Saturday, 17 September 2011

Wymondham Words: Sunday Evening




Of Mice and Jackdaws: Storytelling by Candlelight 19:00-20:30 Arts Centre
with Elspeth Barker, Padrika Tarrant and Ceinwen Thomas on Welsh Harp

A great, dark and funny novelist and a genius of the haunting, tender and grotesque see us end the festival by candlelight.

Elspeth Barker



Elspeth Barker's is a wholly original literary voice. O Caledonia, first published 20 years ago, reads as freshly now as then. Steeped in classical allusions, rich in Scottish – and natural – history, fantastical in its highly wrought characters, this coming-of-age-novella is as passionately intense as it is wittily acerbic.

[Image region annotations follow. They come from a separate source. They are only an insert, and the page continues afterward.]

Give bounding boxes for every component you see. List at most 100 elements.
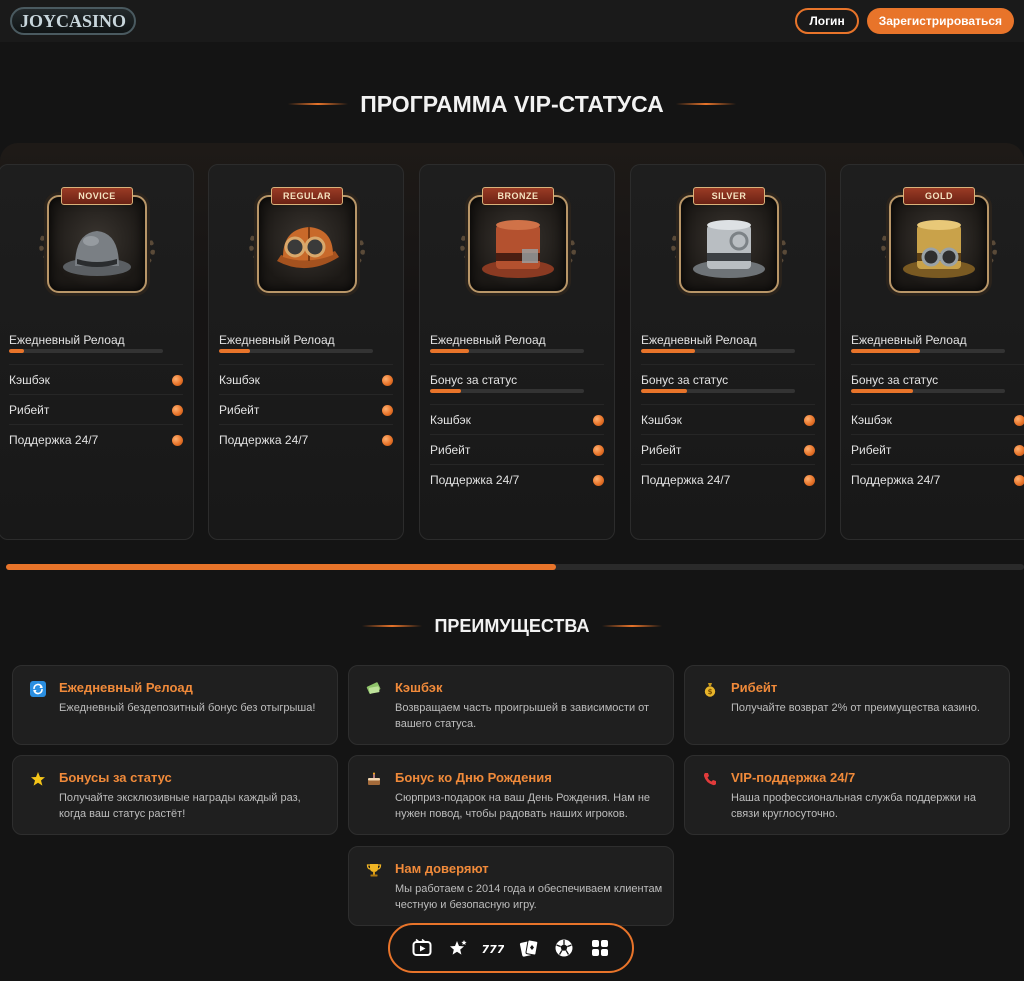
benefit-label: Кэшбэк — [851, 413, 892, 427]
benefit-label: Рибейт — [851, 443, 892, 457]
sports-ball-icon[interactable] — [553, 937, 575, 959]
login-button[interactable]: Логин — [795, 8, 859, 34]
vip-badge: BRONZE — [460, 181, 576, 293]
vip-card-bronze[interactable]: BRONZE Ежедневный Релоад Бонус за статус Кэ… — [419, 164, 615, 540]
title-decor-line — [362, 625, 423, 627]
vip-section-title: ПРОГРАММА VIP-СТАТУСА — [0, 88, 1024, 120]
benefit-progress-fill — [9, 349, 25, 353]
badge-ribbon-label: BRONZE — [482, 187, 554, 205]
benefit-progress-fill — [851, 389, 913, 393]
trophy-icon — [365, 861, 383, 879]
benefit-label: Бонус за статус — [851, 373, 939, 387]
benefit-label: Поддержка 24/7 — [430, 473, 520, 487]
benefit-progress-bar — [430, 349, 584, 353]
advantage-card: Бонусы за статус Получайте эксклюзивные н… — [12, 755, 338, 835]
silver-top-hat-icon — [693, 220, 765, 278]
cake-icon — [365, 770, 383, 788]
advantage-title: Рибейт — [731, 680, 778, 695]
benefit-included-icon — [804, 475, 815, 486]
advantage-description: Ежедневный бездепозитный бонус без отыгр… — [59, 702, 316, 714]
benefit-row: Поддержка 24/7 — [9, 425, 183, 455]
vip-card-silver[interactable]: SILVER Ежедневный Релоад Бонус за статус Кэ… — [630, 164, 826, 540]
benefit-progress-fill — [851, 349, 921, 353]
benefit-row: Кэшбэк — [219, 365, 393, 395]
advantage-title: VIP-поддержка 24/7 — [731, 770, 856, 785]
benefit-progress-bar — [9, 349, 163, 353]
vip-badge: REGULAR — [249, 181, 365, 293]
joycasino-logo[interactable]: JOYCASINO — [10, 7, 137, 35]
benefit-progress-fill — [430, 349, 469, 353]
grid-menu-icon[interactable] — [589, 937, 611, 959]
favorites-stars-icon[interactable] — [447, 937, 469, 959]
vip-card-benefits: Ежедневный Релоад Бонус за статус Кэшбэк Ри… — [851, 325, 1024, 495]
benefit-label: Рибейт — [430, 443, 471, 457]
advantage-description: Получайте эксклюзивные награды каждый ра… — [59, 792, 301, 820]
benefit-included-icon — [1014, 415, 1024, 426]
benefit-included-icon — [593, 415, 604, 426]
badge-ribbon-label: GOLD — [903, 187, 975, 205]
benefit-label: Рибейт — [641, 443, 682, 457]
advantages-title-text: ПРЕИМУЩЕСТВА — [434, 615, 590, 636]
register-button[interactable]: Зарегистрироваться — [866, 8, 1014, 34]
benefit-included-icon — [382, 435, 393, 446]
benefit-label: Поддержка 24/7 — [219, 433, 309, 447]
vip-badge: SILVER — [671, 181, 787, 293]
benefit-row: Бонус за статус — [641, 365, 815, 405]
reload-icon — [29, 680, 47, 698]
benefit-label: Бонус за статус — [641, 373, 729, 387]
cards-icon[interactable] — [518, 937, 540, 959]
advantage-title: Бонусы за статус — [59, 770, 172, 785]
benefit-label: Бонус за статус — [430, 373, 518, 387]
benefit-row: Ежедневный Релоад — [851, 325, 1024, 365]
benefit-progress-fill — [430, 389, 461, 393]
benefit-included-icon — [172, 375, 183, 386]
benefit-row: Рибейт — [641, 435, 815, 465]
svg-text:777: 777 — [482, 943, 504, 956]
benefit-label: Кэшбэк — [641, 413, 682, 427]
benefit-label: Кэшбэк — [430, 413, 471, 427]
benefit-row: Поддержка 24/7 — [430, 465, 604, 495]
advantage-description: Сюрприз-подарок на ваш День Рождения. На… — [395, 792, 651, 820]
benefit-row: Ежедневный Релоад — [9, 325, 183, 365]
top-header: JOYCASINO Логин Зарегистрироваться — [0, 0, 1024, 42]
benefit-included-icon — [804, 445, 815, 456]
vip-card-regular[interactable]: REGULAR Ежедневный Релоад Кэшбэк Рибейт Подд… — [208, 164, 404, 540]
advantage-description: Наша профессиональная служба поддержки н… — [731, 792, 976, 820]
vip-card-gold[interactable]: GOLD Ежедневный Релоад Бонус за статус Кэшб… — [840, 164, 1024, 540]
benefit-label: Рибейт — [9, 403, 50, 417]
vip-card-benefits: Ежедневный Релоад Кэшбэк Рибейт Поддержка 2… — [219, 325, 393, 455]
badge-ribbon-label: REGULAR — [271, 187, 343, 205]
benefit-label: Кэшбэк — [9, 373, 50, 387]
vip-card-benefits: Ежедневный Релоад Бонус за статус Кэшбэк Ри… — [641, 325, 815, 495]
svg-text:$: $ — [708, 688, 713, 696]
benefit-label: Поддержка 24/7 — [851, 473, 941, 487]
slots-777-icon[interactable]: 777 — [482, 937, 504, 959]
benefit-label: Ежедневный Релоад — [219, 333, 335, 347]
benefit-row: Поддержка 24/7 — [641, 465, 815, 495]
benefit-included-icon — [593, 475, 604, 486]
vip-card-novice[interactable]: NOVICE Ежедневный Релоад Кэшбэк Рибейт Подде… — [0, 164, 194, 540]
benefit-progress-fill — [641, 349, 695, 353]
benefit-row: Кэшбэк — [641, 405, 815, 435]
benefit-row: Кэшбэк — [9, 365, 183, 395]
advantage-card: $ Рибейт Получайте возврат 2% от преимущес… — [684, 665, 1010, 745]
cashback-icon — [365, 680, 383, 698]
advantage-title: Кэшбэк — [395, 680, 443, 695]
deerstalker-hat-icon — [277, 227, 339, 269]
live-video-icon[interactable] — [411, 937, 433, 959]
advantage-title: Ежедневный Релоад — [59, 680, 193, 695]
benefit-progress-bar — [641, 389, 795, 393]
benefit-progress-fill — [219, 349, 250, 353]
benefit-label: Поддержка 24/7 — [9, 433, 99, 447]
benefit-row: Рибейт — [219, 395, 393, 425]
cards-scrollbar-thumb[interactable] — [6, 564, 556, 570]
benefit-row: Рибейт — [9, 395, 183, 425]
cards-scrollbar[interactable] — [6, 564, 1024, 570]
benefit-label: Ежедневный Релоад — [9, 333, 125, 347]
advantage-card: Кэшбэк Возвращаем часть проигрышей в зави… — [348, 665, 674, 745]
benefit-included-icon — [382, 405, 393, 416]
vip-badge: NOVICE — [39, 181, 155, 293]
benefit-row: Ежедневный Релоад — [219, 325, 393, 365]
benefit-included-icon — [593, 445, 604, 456]
money-bag-icon: $ — [701, 680, 719, 698]
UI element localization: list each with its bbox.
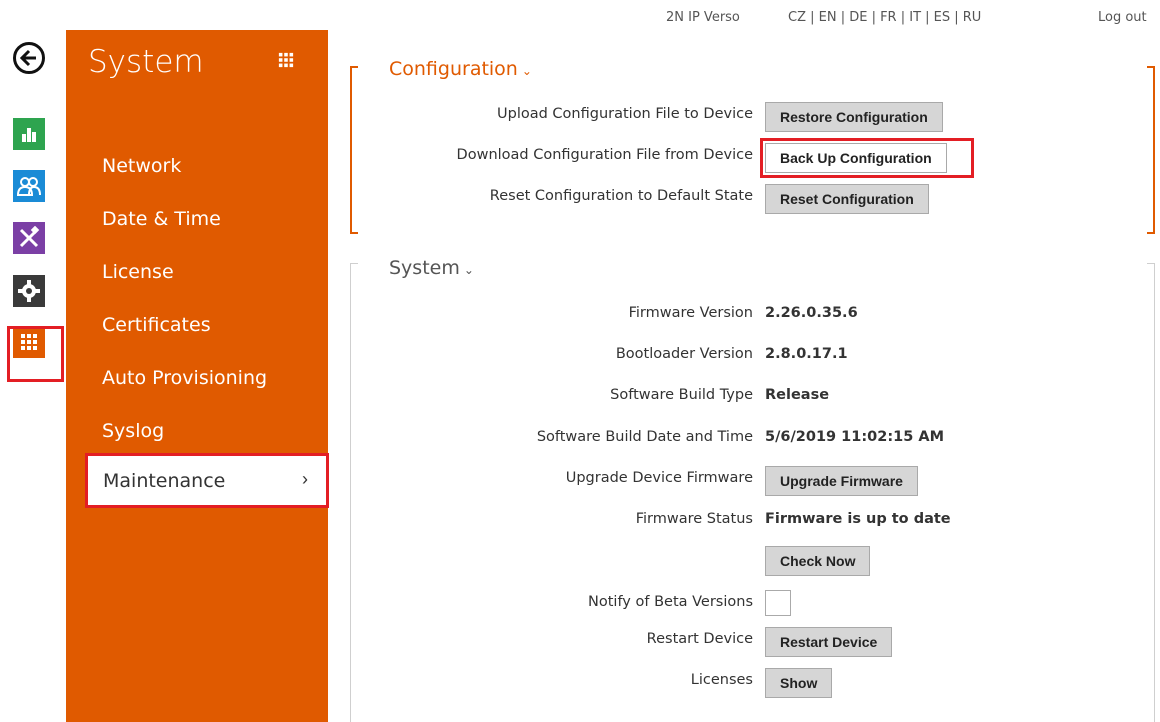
check-now-row: Check Now <box>350 546 1155 576</box>
chevron-down-icon: ⌄ <box>521 64 532 78</box>
build-type-row: Software Build Type Release <box>610 387 830 403</box>
sidebar: System Network Date & Time License Certi… <box>66 30 329 722</box>
sidebar-item-certificates[interactable]: Certificates <box>102 314 211 336</box>
restore-configuration-button[interactable]: Restore Configuration <box>765 102 943 132</box>
configuration-title[interactable]: Configuration ⌄ <box>389 58 532 80</box>
logout-link[interactable]: Log out <box>1098 10 1147 25</box>
hardware-gear-icon[interactable] <box>13 275 45 307</box>
firmware-version: 2.26.0.35.6 <box>765 305 858 321</box>
top-bar: 2N IP Verso CZ | EN | DE | FR | IT | ES … <box>0 10 1160 30</box>
build-date-row: Software Build Date and Time 5/6/2019 11… <box>536 429 945 445</box>
chevron-down-icon: ⌄ <box>463 263 474 277</box>
sidebar-item-network[interactable]: Network <box>102 155 181 177</box>
config-row-restore: Upload Configuration File to Device Rest… <box>350 102 1155 132</box>
firmware-status-row: Firmware Status Firmware is up to date <box>635 511 951 527</box>
status-chart-icon[interactable] <box>13 118 45 150</box>
highlight-frame <box>760 138 974 178</box>
upload-config-label: Upload Configuration File to Device <box>497 106 753 122</box>
upgrade-row: Upgrade Device Firmware Upgrade Firmware <box>350 466 1155 496</box>
highlight-frame <box>7 326 64 382</box>
bootloader-version-row: Bootloader Version 2.8.0.17.1 <box>615 346 848 362</box>
device-name: 2N IP Verso <box>666 10 740 25</box>
language-selector[interactable]: CZ | EN | DE | FR | IT | ES | RU <box>788 10 981 25</box>
upgrade-firmware-button[interactable]: Upgrade Firmware <box>765 466 918 496</box>
sidebar-item-maintenance[interactable]: Maintenance › <box>85 453 329 508</box>
firmware-status: Firmware is up to date <box>765 511 951 527</box>
build-type: Release <box>765 387 830 403</box>
sidebar-title: System <box>88 44 204 80</box>
users-icon[interactable] <box>13 170 45 202</box>
grid-icon[interactable] <box>278 52 294 68</box>
config-row-backup: Download Configuration File from Device … <box>350 138 1155 178</box>
reset-configuration-button[interactable]: Reset Configuration <box>765 184 929 214</box>
chevron-right-icon: › <box>302 469 308 489</box>
download-config-label: Download Configuration File from Device <box>456 147 753 163</box>
build-date: 5/6/2019 11:02:15 AM <box>765 429 945 445</box>
system-section: System ⌄ Firmware Version 2.26.0.35.6 Boo… <box>350 257 1155 722</box>
sidebar-item-label: Maintenance <box>103 470 226 492</box>
configuration-section: Configuration ⌄ Upload Configuration File… <box>350 58 1155 234</box>
firmware-version-row: Firmware Version 2.26.0.35.6 <box>628 305 858 321</box>
sidebar-item-license[interactable]: License <box>102 261 174 283</box>
back-arrow-icon[interactable] <box>13 42 45 74</box>
show-licenses-button[interactable]: Show <box>765 668 833 698</box>
icon-rail <box>0 0 66 722</box>
restart-row: Restart Device Restart Device <box>350 627 1155 657</box>
bootloader-version: 2.8.0.17.1 <box>765 346 848 362</box>
restart-device-button[interactable]: Restart Device <box>765 627 893 657</box>
sidebar-item-syslog[interactable]: Syslog <box>102 420 164 442</box>
check-now-button[interactable]: Check Now <box>765 546 871 576</box>
sidebar-item-auto-provisioning[interactable]: Auto Provisioning <box>102 367 267 389</box>
sidebar-item-date-time[interactable]: Date & Time <box>102 208 221 230</box>
system-title[interactable]: System ⌄ <box>389 257 474 279</box>
config-row-reset: Reset Configuration to Default State Res… <box>350 184 1155 214</box>
beta-row: Notify of Beta Versions <box>350 590 1155 616</box>
services-tools-icon[interactable] <box>13 222 45 254</box>
reset-config-label: Reset Configuration to Default State <box>489 188 753 204</box>
beta-versions-checkbox[interactable] <box>765 590 791 616</box>
licenses-row: Licenses Show <box>350 668 1155 698</box>
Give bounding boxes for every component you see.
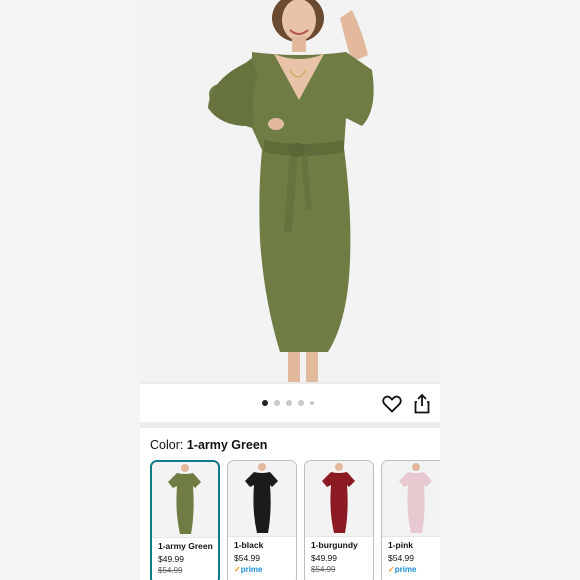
swatch-thumbnail <box>152 462 218 537</box>
prime-badge: ✓prime <box>234 565 263 574</box>
swatch-price: $54.99 <box>234 553 260 563</box>
swatch-price: $49.99 <box>311 553 337 563</box>
swatch-name: 1-army Green <box>158 541 213 551</box>
swatch-old-price: $54.99 <box>158 566 183 575</box>
selected-color-name: 1-army Green <box>186 438 268 452</box>
carousel-dot[interactable] <box>286 400 292 406</box>
carousel-dot[interactable] <box>298 400 304 406</box>
swatch-info: 1-army Green $49.99 $54.99 <box>152 537 218 578</box>
prime-check-icon: ✓ <box>388 565 395 574</box>
heart-icon[interactable] <box>382 395 402 413</box>
swatch-price: $54.99 <box>388 553 414 563</box>
swatch-price: $49.99 <box>158 554 184 564</box>
color-selector: Color: 1-army Green 1-army Green $49.99 … <box>140 428 440 580</box>
swatch-info: 1-burgundy $49.99 $54.99 <box>305 536 373 577</box>
product-page: Color: 1-army Green 1-army Green $49.99 … <box>140 0 440 580</box>
swatch-name: 1-burgundy <box>311 540 358 550</box>
share-icon[interactable] <box>414 393 430 414</box>
swatch-info: 1-black $54.99 ✓prime <box>228 536 296 577</box>
left-background <box>0 0 140 580</box>
swatch-name: 1-black <box>234 540 264 550</box>
color-label: Color: 1-army Green <box>150 438 268 452</box>
color-swatch-pink[interactable]: 1-pink $54.99 ✓prime <box>381 460 440 580</box>
color-swatch-army-green[interactable]: 1-army Green $49.99 $54.99 <box>150 460 220 580</box>
swatch-old-price: $54.99 <box>311 565 336 574</box>
carousel-dot[interactable] <box>262 400 268 406</box>
swatch-thumbnail <box>382 461 440 536</box>
color-swatch-burgundy[interactable]: 1-burgundy $49.99 $54.99 <box>304 460 374 580</box>
swatch-info: 1-pink $54.99 ✓prime <box>382 536 440 577</box>
color-swatches: 1-army Green $49.99 $54.99 1-black $54.9… <box>150 460 440 580</box>
right-background <box>440 0 580 580</box>
swatch-thumbnail <box>228 461 296 536</box>
carousel-dots <box>262 400 314 406</box>
carousel-dot[interactable] <box>310 401 314 405</box>
image-action-bar <box>140 384 440 422</box>
color-swatch-black[interactable]: 1-black $54.99 ✓prime <box>227 460 297 580</box>
prime-check-icon: ✓ <box>234 565 241 574</box>
dress-model-illustration <box>208 0 374 382</box>
swatch-thumbnail <box>305 461 373 536</box>
product-image[interactable] <box>140 0 440 382</box>
swatch-name: 1-pink <box>388 540 414 550</box>
carousel-dot[interactable] <box>274 400 280 406</box>
prime-badge: ✓prime <box>388 565 417 574</box>
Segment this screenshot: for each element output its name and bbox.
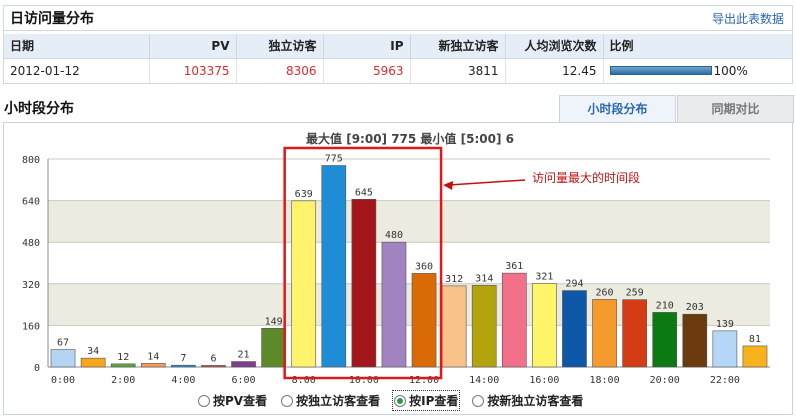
x-tick-label: 6:00 [231,375,255,386]
chart-title: 最大值 [9:00] 775 最小值 [5:00] 6 [306,131,514,146]
bar-value-label: 67 [57,338,69,349]
x-tick-label: 20:00 [650,375,680,386]
radio-uv-circle[interactable] [281,394,294,407]
bar [532,283,557,368]
bar-value-label: 360 [415,261,433,272]
bar [201,365,226,368]
bar [321,165,347,368]
y-tick-label: 480 [22,238,40,249]
y-tick-label: 800 [22,155,40,166]
bar-value-label: 645 [355,187,373,198]
bar-value-label: 34 [87,346,99,357]
bar-value-label: 260 [596,287,614,298]
bar-value-label: 259 [626,288,644,299]
annotation-arrow-head [443,181,454,190]
bar [50,349,76,368]
bar-value-label: 6 [210,353,216,364]
x-tick-label: 8:00 [292,375,316,386]
bar-value-label: 639 [295,189,313,200]
bar-value-label: 210 [656,300,674,311]
bar [562,290,587,368]
bar [110,363,136,368]
bar [622,299,647,368]
bar-value-label: 314 [475,273,493,284]
bar-value-label: 775 [325,154,343,165]
x-tick-label: 22:00 [710,375,740,386]
bar [351,199,377,368]
bar [411,273,437,368]
bar-value-label: 14 [147,351,159,362]
y-tick-label: 640 [22,197,40,208]
bar [381,241,407,368]
bar [291,200,317,368]
bar [592,299,617,368]
bar-value-label: 81 [749,334,761,345]
radio-ip-circle[interactable] [394,394,407,407]
x-tick-label: 16:00 [529,375,559,386]
radio-uv-label[interactable]: 按独立访客查看 [296,392,380,409]
radio-pv[interactable]: 按PV查看 [198,392,267,409]
bar [742,345,768,368]
annotation-arrow-line [449,179,526,186]
x-tick-label: 10:00 [349,375,379,386]
bar-value-label: 203 [686,302,704,313]
bar [652,312,678,368]
grid-band [48,200,770,243]
bar-value-label: 312 [445,274,463,285]
radio-new-uv-circle[interactable] [472,394,485,407]
bar [471,285,497,368]
bar [441,285,467,368]
bar [140,363,166,368]
bar-value-label: 7 [180,353,186,364]
bar-value-label: 361 [505,261,523,272]
annotation-text: 访问量最大的时间段 [532,170,640,185]
bar [171,364,196,368]
bar-value-label: 321 [535,272,553,283]
bar [712,330,738,368]
y-tick-label: 160 [22,321,40,332]
bar [80,357,106,368]
bar [501,272,527,368]
radio-uv[interactable]: 按独立访客查看 [281,392,380,409]
x-tick-label: 4:00 [171,375,195,386]
view-mode-radios: 按PV查看 按独立访客查看 按IP查看 按新独立访客查看 [198,390,583,411]
radio-pv-label[interactable]: 按PV查看 [213,392,267,409]
bar [682,313,708,368]
bar [261,327,286,368]
bar-value-label: 480 [385,230,403,241]
radio-new-uv[interactable]: 按新独立访客查看 [472,392,583,409]
x-tick-label: 2:00 [111,375,135,386]
bar-value-label: 21 [238,350,250,361]
y-tick-label: 320 [22,280,40,291]
bar-value-label: 12 [117,352,129,363]
bar-value-label: 139 [716,319,734,330]
radio-new-uv-label[interactable]: 按新独立访客查看 [487,392,583,409]
radio-ip[interactable]: 按IP查看 [392,390,461,411]
radio-pv-circle[interactable] [198,394,210,407]
bar-value-label: 149 [265,316,283,327]
x-tick-label: 12:00 [409,375,439,386]
x-tick-label: 18:00 [589,375,619,386]
x-tick-label: 14:00 [469,375,499,386]
hourly-bar-chart: 0 160 320 480 640 800 67 34 12 14 7 6 21 149 639 775 645… [22,131,770,386]
x-tick-label: 0:00 [51,375,75,386]
radio-ip-label[interactable]: 按IP查看 [409,392,458,409]
y-tick-label: 0 [34,363,40,374]
bar [231,361,256,368]
bar-value-label: 294 [565,279,583,290]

It opens, seemingly, with a murder and a suicide. Beneath the great stone staircase of Auchnasaugh and the leaded stained glass window emblazoned with the family motto Moriens sed Invictus, "Janet was found, oddly attired in her mother's black lace evening dress, twisted and slumped in bloody, murderous death." Her death is followed by that of the tame jackdaw, which "like a tiny kamikaze pilot... flew straight into the massive walls of Auchnasaugh and killed himself".
- Amanda Hopkinson, The Independent


Padrika Tarrant



In The Knife Drawer , dead bodies miraculously vanish as if scraped to nothing by pudding spoons. Marie's mother has rather lost her wits since she did away with her husband. She could swear they're out to get her; even the house gets messy on purpose, all by itself. A careless wish, made against a rainy morning seems to have conjured the grandmother into being; she is part guardian, part bad fairy. She is also sometimes an owl. Marie's twin is living in a hole in the back-garden, small and round as a cherry pip, waiting to be discovered. Marie is a gentle soul and tries to do her best for her strange ragtag household, but all the love in the world can't hold back an avalanche. - Love Reading

Ceinwen Thomas



And so the festival closes closes with candles. Next the reviews.